Bolloré Logistics' operational restructuring, and launch of a giant new facility located at the airport with direct ramp access at Paris Charles de Gaulle (CDG), strengthens Paris as a leading import hub for Europe-bound freight.
As the second largest airport in Europe, Paris' Charles de Gaulle airport (CDG) is already a main European hub for passenger and cargo airlines. Now, with Bolloré Logistics' expansion and reorganization of its cargo operations there, Paris CDG is also emerging as one of the world's premier freight hubs.
The restructuring of its operational model and inauguration of its state-of-the-art facility will strengthen Bolloré Logistics' use of Paris CDG as an import and export hub.
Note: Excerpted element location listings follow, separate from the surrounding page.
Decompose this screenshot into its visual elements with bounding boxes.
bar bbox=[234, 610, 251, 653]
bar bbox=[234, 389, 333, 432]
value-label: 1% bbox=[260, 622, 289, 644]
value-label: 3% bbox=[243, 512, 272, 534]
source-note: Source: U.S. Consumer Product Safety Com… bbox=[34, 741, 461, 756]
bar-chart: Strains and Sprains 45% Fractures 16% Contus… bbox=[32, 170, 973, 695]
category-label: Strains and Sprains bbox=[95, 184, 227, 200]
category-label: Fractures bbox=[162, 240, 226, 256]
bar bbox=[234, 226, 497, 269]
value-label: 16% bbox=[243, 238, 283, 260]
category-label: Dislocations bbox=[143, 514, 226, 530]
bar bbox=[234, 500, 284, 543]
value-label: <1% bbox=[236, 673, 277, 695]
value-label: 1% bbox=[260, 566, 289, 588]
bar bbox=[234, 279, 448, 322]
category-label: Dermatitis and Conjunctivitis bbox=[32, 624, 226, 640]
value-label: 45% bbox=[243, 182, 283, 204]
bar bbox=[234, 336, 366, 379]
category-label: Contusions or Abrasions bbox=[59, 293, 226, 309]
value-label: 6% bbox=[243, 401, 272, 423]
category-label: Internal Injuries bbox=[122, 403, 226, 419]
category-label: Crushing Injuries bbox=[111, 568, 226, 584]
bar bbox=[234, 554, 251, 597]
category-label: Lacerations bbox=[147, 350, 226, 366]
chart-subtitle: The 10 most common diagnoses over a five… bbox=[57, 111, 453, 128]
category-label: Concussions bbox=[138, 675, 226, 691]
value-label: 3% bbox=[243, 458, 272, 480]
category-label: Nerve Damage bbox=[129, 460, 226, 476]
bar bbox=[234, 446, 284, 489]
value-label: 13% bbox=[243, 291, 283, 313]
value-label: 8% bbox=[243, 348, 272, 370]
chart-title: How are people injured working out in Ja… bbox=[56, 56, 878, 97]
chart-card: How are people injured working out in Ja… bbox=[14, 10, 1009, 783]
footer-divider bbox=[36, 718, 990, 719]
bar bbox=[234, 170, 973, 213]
It also allows the company to offer clients enhanced service.
"The changes initiated last June permit us to provide clients guaranteed delivery time, greater security of their goods, and Bolloré Logistics as the single interlocutor responsible for cargo from departure to destination," says Hervé Goffaux, Bolloré Logistics' Paris CDG-based Hubs and Trucking Director.
"Goods in an Bolloré Logistics-consolidated air container at its point of departure on Day A will have arrived, be deconsolidated and available at Paris CDG by the afternoon of Day B, or Day C if there is a transit flight through another gateway. Goods available in Paris CDG the day of arrival of the flight will be delivered to regional or European destinations by the next morning."
The move finds Bolloré Logistics assuming responsibilities it previously granted to airlines that are increasingly focusing on lucrative passenger activity over cargo operations.
Before, cargo was entrusted to airlines that consolidated and deconsolidated cargo loads they transported around the world -- involving the unbundling of bulk shipments up to six times along the way. Now Bolloré Logistics integrates clients' freight in its own unit load devices (ULD) at not only high-volume centers like Shanghai, Hong Kong, Singapore, Chicago and New York, but also at origins like Manila, Bangkok, Tokyo, Seoul, Beijing and Ho Chi Minh. Those remain intact -- and in some cases may be sealed -- until their arrival at the new Bolloré Logistics cargo and office facility at Paris CDG.
"We now ask the transporter to simply fly the cargo while we handle the rest," says Goffaux. "ULDs remain intact until they arrive at Paris CDG. Bolloré Logistics takes responsibility for everything else."
Cargo consolidated in Bolloré Logistics containers until arrival at Paris CDG also vastly diminishes the potential for theft or tampering of goods, and makes identifying where eventual infractions occur easier. Time saved by the new organization -- both en route, and after arrival at the new Paris facilities -- has allowed Bolloré Logistics to improve quality of service in other ways as well.
"Aerospace clients are pleased that their very high-value cargo receives even higher protection, and is covered by our guaranteed delivery time in a sector where respecting arrival deadlines is critical," says Goffaux. "Textile customers are also benefitting. Their packaging can be weakened by hot and humid climates in producing countries. Those packages no longer risk further deterioration from repeated handling and exposure when bigger cargo loads are broken down."
Once ULDs arrive at Paris CDG, Bolloré Logistics sets itself an eight-hour maximum limit for retrieving containers, breaking their contents out in the new facility, and getting goods moving to final destinations. The 37,500 square-meter complex features a highly secured warehouse; two 500 square-meter charging rooms with a 100-forklift fleet; total handling and office staff of 850 employees; and capacity to load 800 trucks per day.
The Paris CDG import hub is expected to process 75% of Bolloré Logistics’ incoming cargo to France by next year -- and render its wider French and European activities more efficient in all aspects.
"As we optimize shuttle transport of cargo from Paris CDG to provincial and European platforms, fewer numbers of planes and trucks will required," notes Goffaux. "That means a lower carbon footprint, which is good news for the environment."